Second – at a former firm I helped develop a Litigation Readiness Audit service. The service was designed to help clients be better prepared for e-discovery, so they would not be hit with large costs when litigation occurred. Very few clients were interested in this. Their response “I don’t have a budget for that.” Say what?
In all the push for cost savings, you would think something as obvious as being proactive to prevent legal problems would be high on every GC’s list. It’s the old penny-wise, pound foolish maxim.
My read on this: GCs are not much different than law firm partners. Or in other words, they are risk averse. Going to the CEO proactively and asking for extra money now to save money in the future is a big risk for them. They will then have a new responsibility and more accountability. They will have to prove the savings over some period of time. So why take on more risk and responsibility when the outcome is unknown?

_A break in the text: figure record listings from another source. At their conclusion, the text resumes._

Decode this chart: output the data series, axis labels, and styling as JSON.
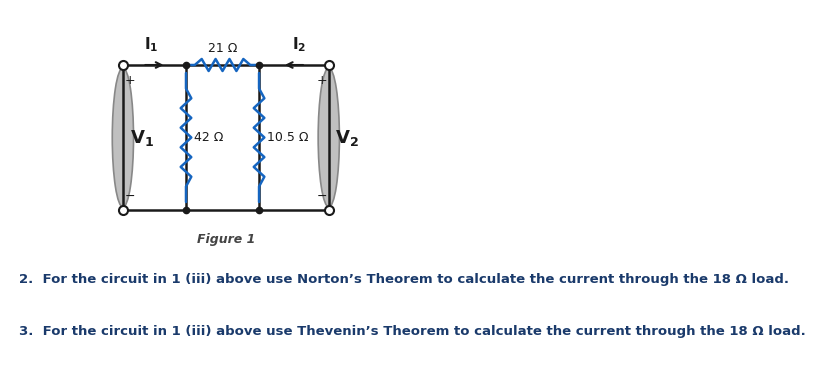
{
  "title": "Figure 1",
  "text2": "2.  For the circuit in 1 (iii) above use Norton’s Theorem to calculate the current through the 18 Ω load.",
  "text3": "3.  For the circuit in 1 (iii) above use Thevenin’s Theorem to calculate the current through the 18 Ω load.",
  "bg_color": "#ffffff",
  "circuit_color": "#1a1a1a",
  "resistor_color": "#1565c0",
  "text_color": "#1a3a6b",
  "fig_label_color": "#444444",
  "res_top_label": "21 Ω",
  "res_left_label": "42 Ω  10.5 Ω",
  "I1_label": "I",
  "I2_label": "I",
  "V1_label": "V",
  "V2_label": "V",
  "plus_minus_color": "#1a1a1a",
  "xl": 170,
  "xm1": 265,
  "xm2": 375,
  "xr": 480,
  "yt": 55,
  "yb": 200
}
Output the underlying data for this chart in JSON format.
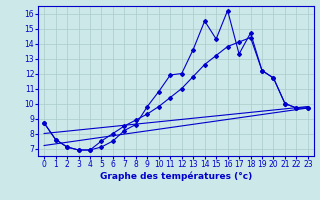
{
  "title": "Graphe des températures (°c)",
  "background_color": "#cce8e8",
  "grid_color": "#aacccc",
  "line_color": "#0000cc",
  "xlim": [
    -0.5,
    23.5
  ],
  "ylim": [
    6.5,
    16.5
  ],
  "xticks": [
    0,
    1,
    2,
    3,
    4,
    5,
    6,
    7,
    8,
    9,
    10,
    11,
    12,
    13,
    14,
    15,
    16,
    17,
    18,
    19,
    20,
    21,
    22,
    23
  ],
  "yticks": [
    7,
    8,
    9,
    10,
    11,
    12,
    13,
    14,
    15,
    16
  ],
  "series1_x": [
    0,
    1,
    2,
    3,
    4,
    5,
    6,
    7,
    8,
    9,
    10,
    11,
    12,
    13,
    14,
    15,
    16,
    17,
    18,
    19,
    20,
    21,
    22,
    23
  ],
  "series1_y": [
    8.7,
    7.6,
    7.1,
    6.9,
    6.9,
    7.1,
    7.5,
    8.2,
    8.6,
    9.8,
    10.8,
    11.9,
    12.0,
    13.6,
    15.5,
    14.3,
    16.2,
    13.3,
    14.7,
    12.2,
    11.7,
    10.0,
    9.7,
    9.7
  ],
  "series2_x": [
    0,
    1,
    2,
    3,
    4,
    5,
    6,
    7,
    8,
    9,
    10,
    11,
    12,
    13,
    14,
    15,
    16,
    17,
    18,
    19,
    20,
    21,
    22,
    23
  ],
  "series2_y": [
    8.7,
    7.6,
    7.1,
    6.9,
    6.9,
    7.5,
    8.0,
    8.5,
    8.9,
    9.3,
    9.8,
    10.4,
    11.0,
    11.8,
    12.6,
    13.2,
    13.8,
    14.1,
    14.4,
    12.2,
    11.7,
    10.0,
    9.7,
    9.7
  ],
  "series3_x": [
    0,
    23
  ],
  "series3_y": [
    7.2,
    9.7
  ],
  "series4_x": [
    0,
    23
  ],
  "series4_y": [
    8.0,
    9.8
  ]
}
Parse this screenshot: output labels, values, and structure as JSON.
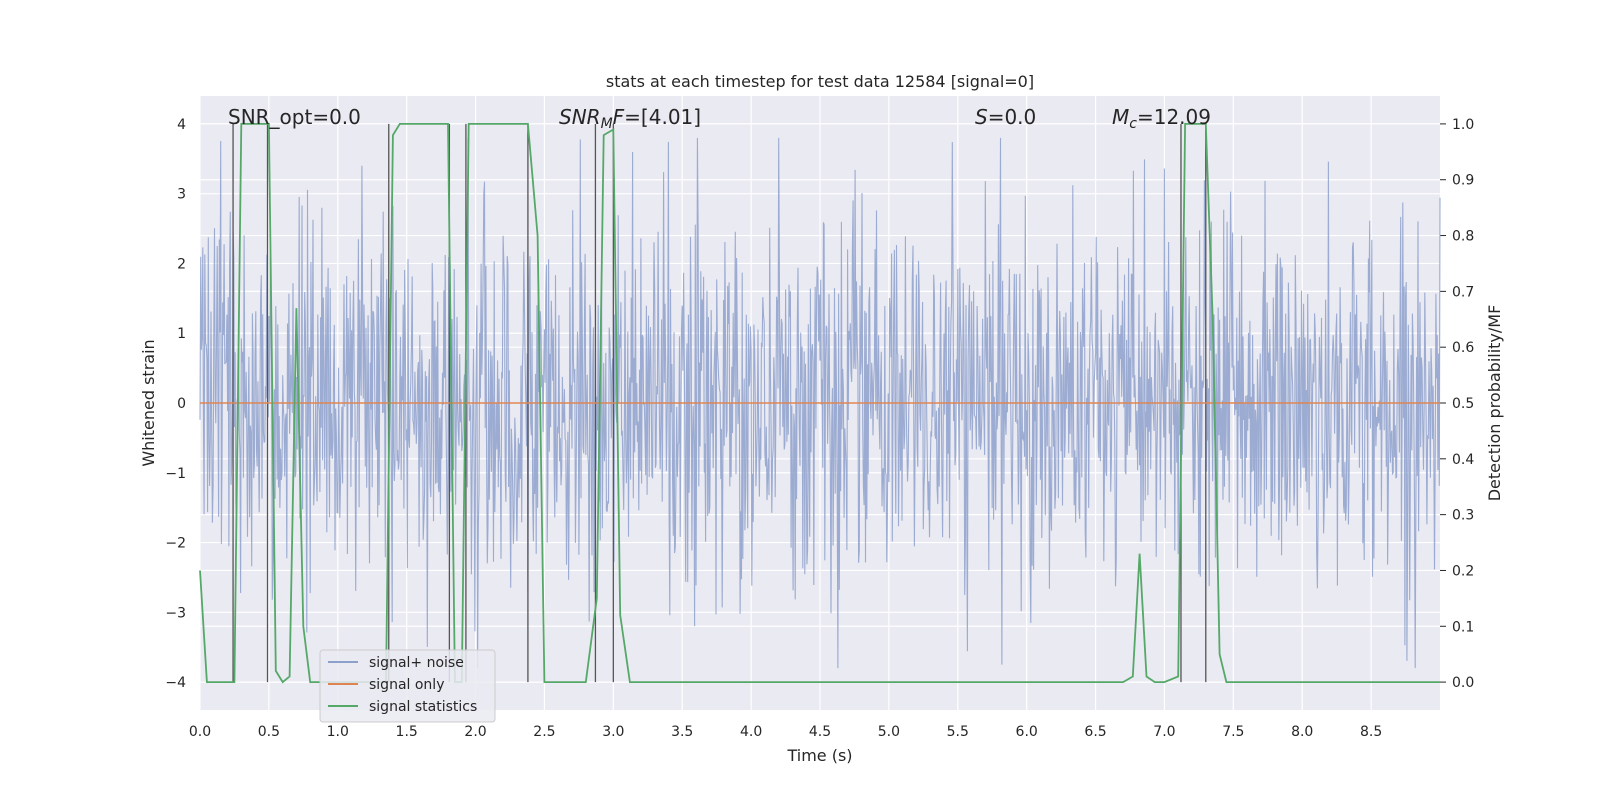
{
  "chart_data": {
    "type": "line",
    "title": "stats at each timestep for test data 12584 [signal=0]",
    "xlabel": "Time (s)",
    "ylabel": "Whitened strain",
    "ylabel_right": "Detection probability/MF",
    "xlim": [
      0.0,
      9.0
    ],
    "ylim": [
      -4.4,
      4.4
    ],
    "ylim_right": [
      -0.05,
      1.05
    ],
    "x_ticks": [
      "0.0",
      "0.5",
      "1.0",
      "1.5",
      "2.0",
      "2.5",
      "3.0",
      "3.5",
      "4.0",
      "4.5",
      "5.0",
      "5.5",
      "6.0",
      "6.5",
      "7.0",
      "7.5",
      "8.0",
      "8.5"
    ],
    "y_ticks": [
      "−4",
      "−3",
      "−2",
      "−1",
      "0",
      "1",
      "2",
      "3",
      "4"
    ],
    "y_right_ticks": [
      "0.0",
      "0.1",
      "0.2",
      "0.3",
      "0.4",
      "0.5",
      "0.6",
      "0.7",
      "0.8",
      "0.9",
      "1.0"
    ],
    "grid": true,
    "legend_position": "lower-left",
    "series": [
      {
        "name": "signal+ noise",
        "color": "#8da0cb",
        "axis": "left",
        "description": "whitened noise, amplitude roughly between -4 and 4"
      },
      {
        "name": "signal only",
        "color": "#dd8452",
        "axis": "left",
        "x": [
          0.0,
          9.0
        ],
        "values": [
          0.0,
          0.0
        ]
      },
      {
        "name": "signal statistics",
        "color": "#55a868",
        "axis": "right",
        "x": [
          0.0,
          0.05,
          0.1,
          0.15,
          0.25,
          0.3,
          0.35,
          0.4,
          0.45,
          0.5,
          0.55,
          0.6,
          0.65,
          0.7,
          0.75,
          0.8,
          0.85,
          0.9,
          0.95,
          1.0,
          1.1,
          1.2,
          1.3,
          1.35,
          1.4,
          1.45,
          1.5,
          1.6,
          1.7,
          1.8,
          1.85,
          1.9,
          1.95,
          2.0,
          2.1,
          2.2,
          2.3,
          2.38,
          2.45,
          2.5,
          2.6,
          2.7,
          2.8,
          2.88,
          2.93,
          3.0,
          3.05,
          3.12,
          3.3,
          4.0,
          5.0,
          6.0,
          6.7,
          6.77,
          6.82,
          6.87,
          6.93,
          7.0,
          7.1,
          7.15,
          7.2,
          7.3,
          7.35,
          7.4,
          7.45,
          7.5,
          8.0,
          8.5,
          9.0
        ],
        "values": [
          0.2,
          0.0,
          0.0,
          0.0,
          0.0,
          1.0,
          1.0,
          1.0,
          1.0,
          1.0,
          0.02,
          0.0,
          0.01,
          0.67,
          0.1,
          0.0,
          0.0,
          0.0,
          0.0,
          0.0,
          0.0,
          0.0,
          0.0,
          0.0,
          0.98,
          1.0,
          1.0,
          1.0,
          1.0,
          1.0,
          0.0,
          0.0,
          1.0,
          1.0,
          1.0,
          1.0,
          1.0,
          1.0,
          0.8,
          0.0,
          0.0,
          0.0,
          0.0,
          0.15,
          0.98,
          0.99,
          0.12,
          0.0,
          0.0,
          0.0,
          0.0,
          0.0,
          0.0,
          0.01,
          0.23,
          0.01,
          0.0,
          0.0,
          0.01,
          1.0,
          1.0,
          1.0,
          0.65,
          0.05,
          0.0,
          0.0,
          0.0,
          0.0,
          0.0
        ]
      }
    ],
    "vertical_lines_x": [
      0.24,
      0.49,
      1.37,
      1.81,
      1.93,
      2.38,
      2.87,
      3.0,
      7.12,
      7.3
    ],
    "annotations": [
      {
        "text": "SNR_opt=0.0"
      },
      {
        "prefix": "SNR",
        "sub": "M",
        "mid": "F",
        "suffix": "=[4.01]"
      },
      {
        "italic": "S",
        "suffix": "=0.0"
      },
      {
        "italic": "M",
        "sub": "c",
        "suffix": "=12.09"
      }
    ]
  }
}
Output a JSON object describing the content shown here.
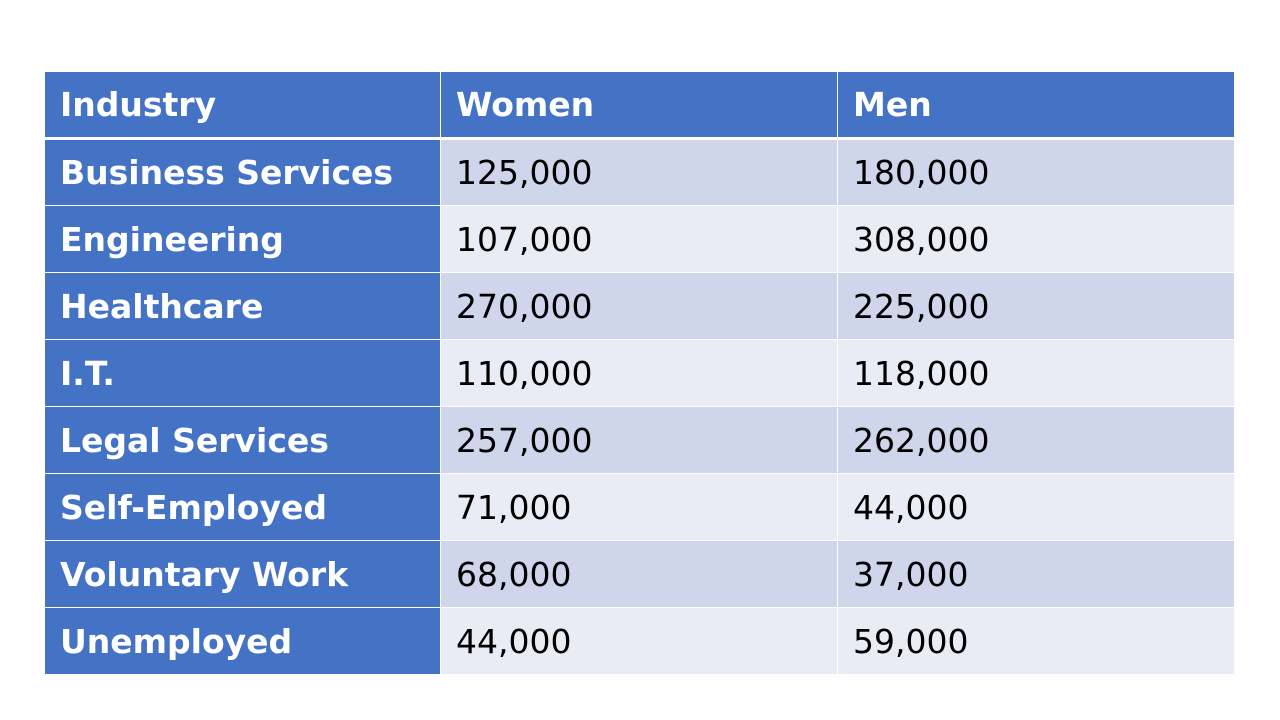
{
  "chart_data": {
    "type": "table",
    "columns": [
      "Industry",
      "Women",
      "Men"
    ],
    "rows": [
      {
        "industry": "Business Services",
        "women": "125,000",
        "men": "180,000"
      },
      {
        "industry": "Engineering",
        "women": "107,000",
        "men": "308,000"
      },
      {
        "industry": "Healthcare",
        "women": "270,000",
        "men": "225,000"
      },
      {
        "industry": "I.T.",
        "women": "110,000",
        "men": "118,000"
      },
      {
        "industry": "Legal Services",
        "women": "257,000",
        "men": "262,000"
      },
      {
        "industry": "Self-Employed",
        "women": "71,000",
        "men": "44,000"
      },
      {
        "industry": "Voluntary Work",
        "women": "68,000",
        "men": "37,000"
      },
      {
        "industry": "Unemployed",
        "women": "44,000",
        "men": "59,000"
      }
    ],
    "colors": {
      "header_fill": "#4472c4",
      "header_text": "#ffffff",
      "row_band_dark": "#cfd5ea",
      "row_band_light": "#e9ebf5",
      "cell_text": "#000000",
      "border": "#ffffff"
    }
  }
}
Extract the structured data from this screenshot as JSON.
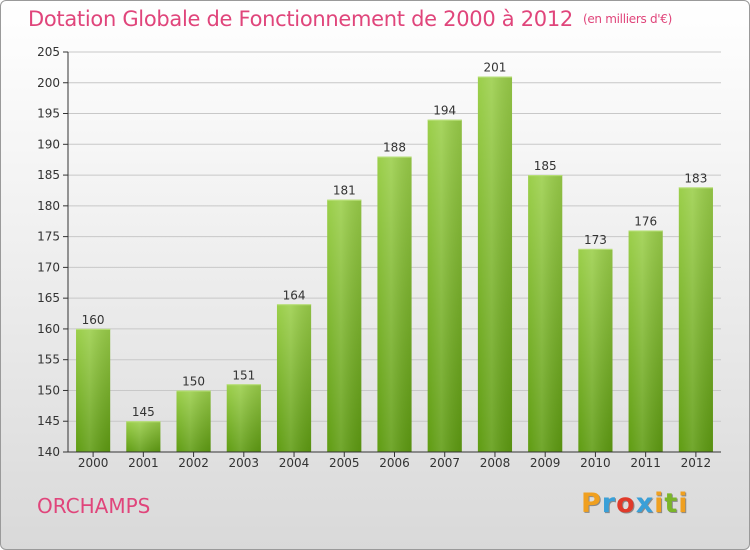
{
  "header": {
    "title": "Dotation Globale de Fonctionnement de 2000 à 2012",
    "unit": "(en milliers d'€)"
  },
  "footer": {
    "commune": "ORCHAMPS",
    "logo_text": "Proxiti",
    "logo_letters": [
      {
        "ch": "P",
        "color": "#f0a020"
      },
      {
        "ch": "r",
        "color": "#3aa0d8"
      },
      {
        "ch": "o",
        "color": "#e03a2a"
      },
      {
        "ch": "x",
        "color": "#3aa0d8"
      },
      {
        "ch": "i",
        "color": "#f0a020"
      },
      {
        "ch": "t",
        "color": "#7ab52a"
      },
      {
        "ch": "i",
        "color": "#f0a020"
      }
    ]
  },
  "colors": {
    "accent": "#e0457b",
    "bar_top": "#9bcf4a",
    "bar_bottom": "#5f9c12",
    "grid": "#c8c8c8",
    "axis": "#333333"
  },
  "chart_data": {
    "type": "bar",
    "title": "Dotation Globale de Fonctionnement de 2000 à 2012",
    "subtitle": "(en milliers d'€)",
    "xlabel": "",
    "ylabel": "",
    "categories": [
      "2000",
      "2001",
      "2002",
      "2003",
      "2004",
      "2005",
      "2006",
      "2007",
      "2008",
      "2009",
      "2010",
      "2011",
      "2012"
    ],
    "values": [
      160,
      145,
      150,
      151,
      164,
      181,
      188,
      194,
      201,
      185,
      173,
      176,
      183
    ],
    "ylim": [
      140,
      205
    ],
    "yticks": [
      140,
      145,
      150,
      155,
      160,
      165,
      170,
      175,
      180,
      185,
      190,
      195,
      200,
      205
    ],
    "grid": true,
    "legend": "none"
  }
}
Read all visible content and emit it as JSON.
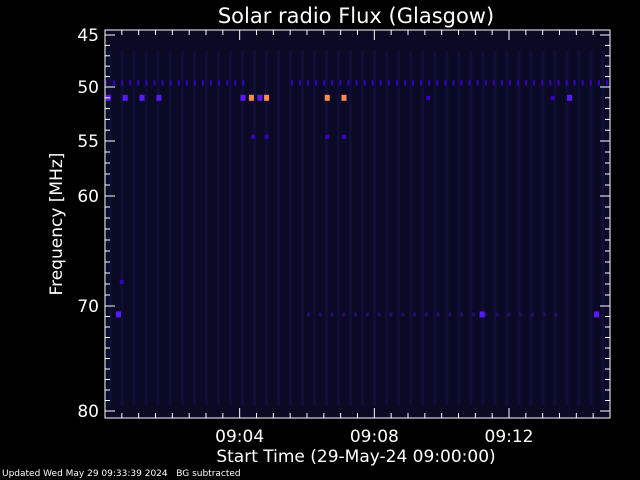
{
  "chart_data": {
    "type": "heatmap",
    "title": "Solar radio Flux (Glasgow)",
    "xlabel": "Start Time (29-May-24 09:00:00)",
    "ylabel": "Frequency [MHz]",
    "x_unit": "minutes after 09:00:00",
    "xlim": [
      0,
      15
    ],
    "ylim": [
      45,
      80
    ],
    "y_scale": "log",
    "x_ticks": [
      {
        "value": 4,
        "label": "09:04"
      },
      {
        "value": 8,
        "label": "09:08"
      },
      {
        "value": 12,
        "label": "09:12"
      }
    ],
    "y_ticks": [
      {
        "value": 45,
        "label": "45"
      },
      {
        "value": 50,
        "label": "50"
      },
      {
        "value": 55,
        "label": "55"
      },
      {
        "value": 60,
        "label": "60"
      },
      {
        "value": 70,
        "label": "70"
      },
      {
        "value": 80,
        "label": "80"
      }
    ],
    "colormap": [
      "#0a0a24",
      "#3a00c8",
      "#5a18ff",
      "#ff8a50"
    ],
    "grid": false,
    "hotspots": [
      {
        "t": 0.1,
        "f": 51.0,
        "level": 2
      },
      {
        "t": 0.6,
        "f": 51.0,
        "level": 2
      },
      {
        "t": 1.1,
        "f": 51.0,
        "level": 2
      },
      {
        "t": 1.6,
        "f": 51.0,
        "level": 2
      },
      {
        "t": 4.1,
        "f": 51.0,
        "level": 2
      },
      {
        "t": 4.35,
        "f": 51.0,
        "level": 3
      },
      {
        "t": 4.6,
        "f": 51.0,
        "level": 2
      },
      {
        "t": 4.8,
        "f": 51.0,
        "level": 3
      },
      {
        "t": 6.6,
        "f": 51.0,
        "level": 3
      },
      {
        "t": 7.1,
        "f": 51.0,
        "level": 3
      },
      {
        "t": 9.6,
        "f": 51.0,
        "level": 1
      },
      {
        "t": 13.3,
        "f": 51.0,
        "level": 1
      },
      {
        "t": 13.8,
        "f": 51.0,
        "level": 2
      },
      {
        "t": 4.4,
        "f": 54.6,
        "level": 1
      },
      {
        "t": 4.8,
        "f": 54.6,
        "level": 1
      },
      {
        "t": 6.6,
        "f": 54.6,
        "level": 1
      },
      {
        "t": 7.1,
        "f": 54.6,
        "level": 1
      },
      {
        "t": 0.4,
        "f": 70.8,
        "level": 2
      },
      {
        "t": 11.2,
        "f": 70.8,
        "level": 2
      },
      {
        "t": 14.6,
        "f": 70.8,
        "level": 2
      },
      {
        "t": 0.5,
        "f": 67.8,
        "level": 1
      }
    ],
    "band_49_5MHz": {
      "f": 49.6,
      "gap_start": 4.3,
      "gap_end": 5.4
    }
  },
  "footer": {
    "updated": "Updated Wed May 29 09:33:39 2024",
    "note": "BG subtracted"
  }
}
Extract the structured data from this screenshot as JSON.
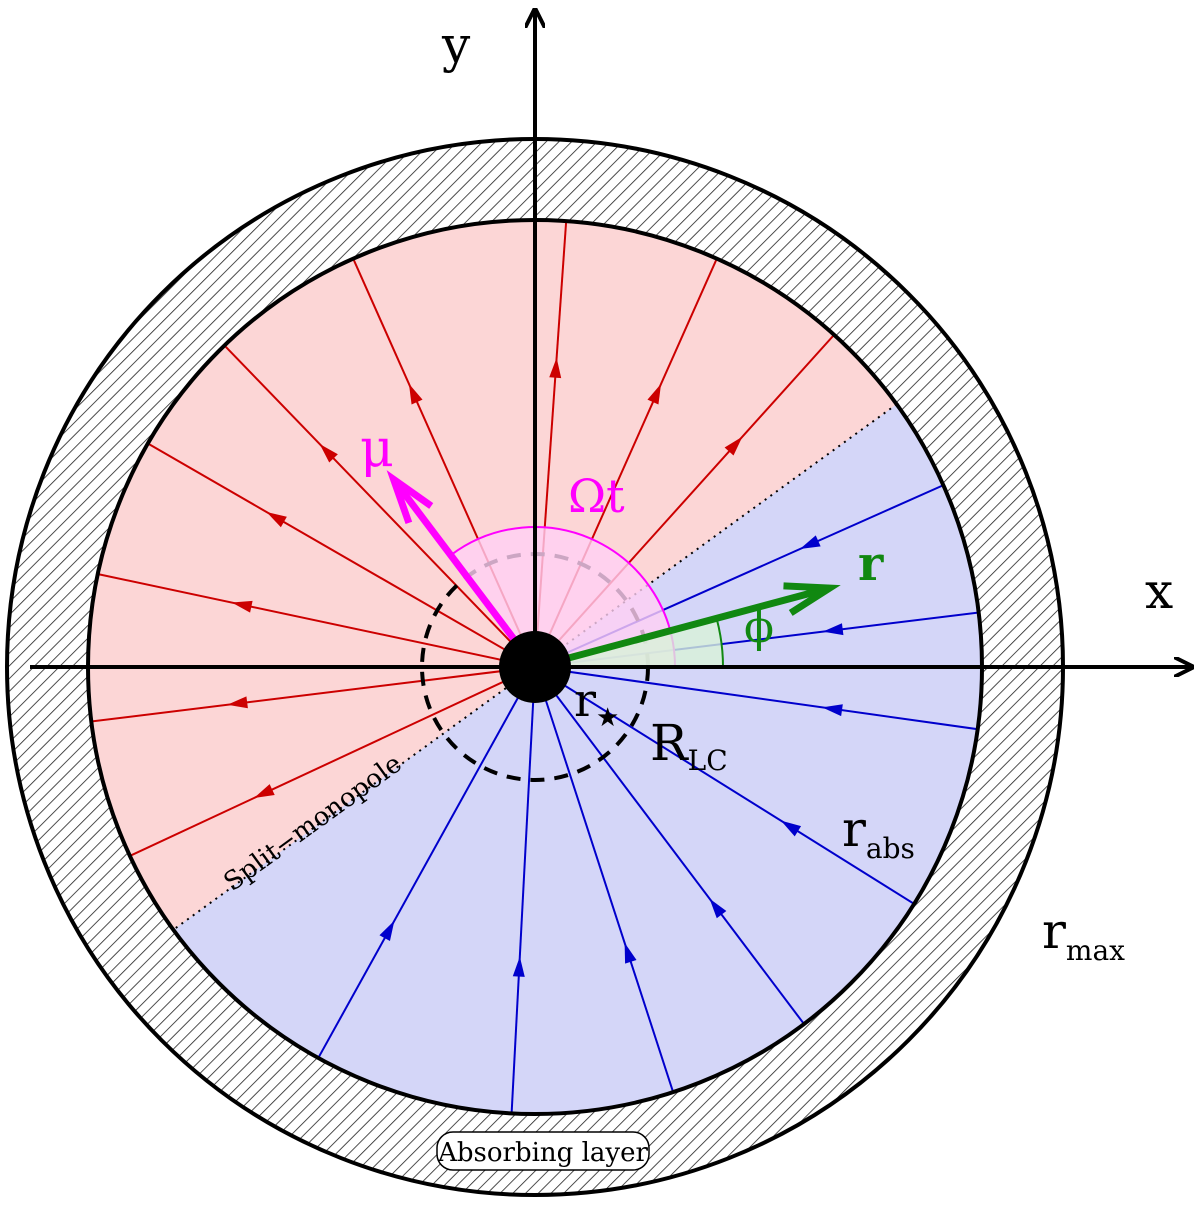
{
  "axes": {
    "x_label": "x",
    "y_label": "y"
  },
  "labels": {
    "mu": "μ",
    "omega_t": "Ωt",
    "r_vector": "r",
    "phi": "ϕ",
    "r_star_base": "r",
    "r_star_sub": "★",
    "r_lc_base": "R",
    "r_lc_sub": "LC",
    "r_abs_base": "r",
    "r_abs_sub": "abs",
    "r_max_base": "r",
    "r_max_sub": "max",
    "split_monopole": "Split−monopole",
    "absorbing_layer": "Absorbing layer"
  },
  "colors": {
    "outward_region": "#fcd6d6",
    "inward_region": "#d4d6f8",
    "outward_lines": "#cc0000",
    "inward_lines": "#0000cc",
    "mu_vector": "#ff00ff",
    "r_vector": "#118811",
    "omega_arc_fill": "#ffd0f4"
  },
  "field_line_angles_deg": {
    "outward": [
      86,
      66,
      48,
      134,
      114,
      150,
      168,
      187,
      205
    ],
    "inward": [
      24,
      7,
      352,
      328,
      307,
      288,
      267,
      241
    ]
  },
  "angles_deg": {
    "mu": 127,
    "r_vector": 15,
    "split_monopole": 36
  }
}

Jeff Carr has obviously taken this on. While his company has grown substantially, his overall legal budget has gone … down. But then Jeff sees himself as a business man with legal expertise. So risk (and reward) is in his vocabulary.
To me this is another manifestation of the Paradigm of Precedence. Lawyers are trained to look backwards not forwards. In this case, the real risk is actually ceding the preventative law role to compliance or some other department in the company. Taking the route that appears safe is actually the path to much higher risk.